Continue.dev FAQ (2026): Pricing, IDE Support, and Common Questions

Last updated: May 2026

What is Continue.dev?

Continue is an open-source AI coding assistant that runs as a VS Code extension and a JetBrains plugin. It provides tab autocomplete, chat, and codebase-aware assistance — connecting to any AI model you configure. Unlike Cursor or Windsurf, Continue is not a standalone editor; it plugs into your existing IDE.

Is Continue.dev free?

Yes. The Continue extension is free and open source (Apache 2.0). You bring your own API key and pay the model provider directly. Continue takes no markup on API costs. For teams that want centralized management and shared model configuration, Continue Hub offers a paid tier, but the core extension remains free.

Which IDEs does Continue support?

VS Code and all JetBrains IDEs (IntelliJ, PyCharm, WebStorm, GoLand, Rider, and others). This is a key differentiator — most AI coding tools only support VS Code. If your team is on JetBrains, Continue is one of the few open-source options that covers you natively.

What AI models does Continue support?

Any OpenAI-compatible API endpoint, plus native integrations with:

  • Anthropic — Claude Sonnet, Opus, Haiku
  • OpenAI — GPT-4o, o3
  • Google — Gemini models
  • Mistral
  • Ollama — local models (Llama, Qwen, DeepSeek, etc.)
  • AWS Bedrock, Azure OpenAI
  • OpenRouter — 100+ models through one key

Local model support via Ollama is one of Continue's strongest features — your code never leaves your machine.

Does Continue.dev have tab autocomplete?

Yes. Continue provides inline tab completions similar to GitHub Copilot. You can configure a fast, cheap model (like DeepSeek V4-Flash or a local Ollama model) for autocomplete and a more capable model for chat. This split-model setup keeps autocomplete fast and cheap while keeping chat quality high.

How does Continue compare to Cursor?

Cursor is a standalone editor with deeply integrated AI, tab autocomplete, and agent mode built in. Continue is an extension that adds AI to your existing editor. Continue gives you more model flexibility and IDE choice (JetBrains, VS Code), while Cursor is more polished and fully integrated. Continue is free; Cursor Pro costs $20/month. If you are deeply invested in JetBrains and do not want to switch editors, Continue is the most capable open-source option available.

How does Continue compare to Cline?

Both are free, open-source VS Code extensions. Continue focuses on chat and autocomplete with strong JetBrains support. Cline is a fully autonomous agent — it can edit multiple files, run terminal commands, and handle long multi-step tasks. Most developers who need both autocomplete and an agent use Continue for completions and Cline for autonomous tasks. The two are complementary, not competing.

Does Continue work offline / with local models?

Yes. Configure Continue to use Ollama with any locally running model and no data leaves your machine. This is the most privacy-complete AI coding setup available — no API key, no external servers. Performance depends on your local hardware.

How do I configure Continue for my project?
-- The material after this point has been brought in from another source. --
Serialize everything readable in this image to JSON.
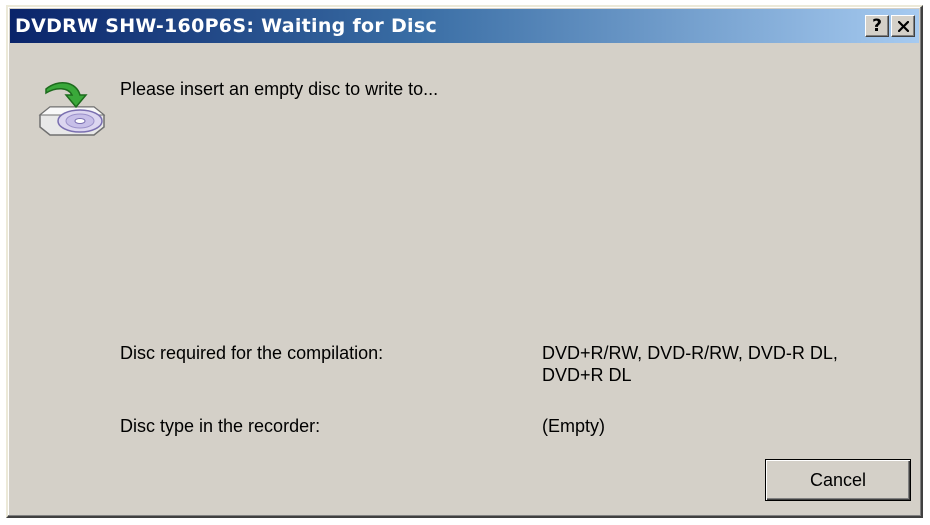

Continue is configured via config.json (or config.yaml) in your ~/.continue/ directory. You can also add project-specific context by referencing files and documentation. See the Continue.dev Rules guide for a full configuration reference.

Is Continue good for large codebases?

Yes. Continue indexes your codebase and uses that index to provide relevant context in chat and autocomplete — similar to how Cursor's codebase context works. The quality of codebase-aware responses depends on the model you configure. With a capable model (Claude Sonnet or GPT-4o), Continue's codebase chat is comparable to Cursor's @codebase feature.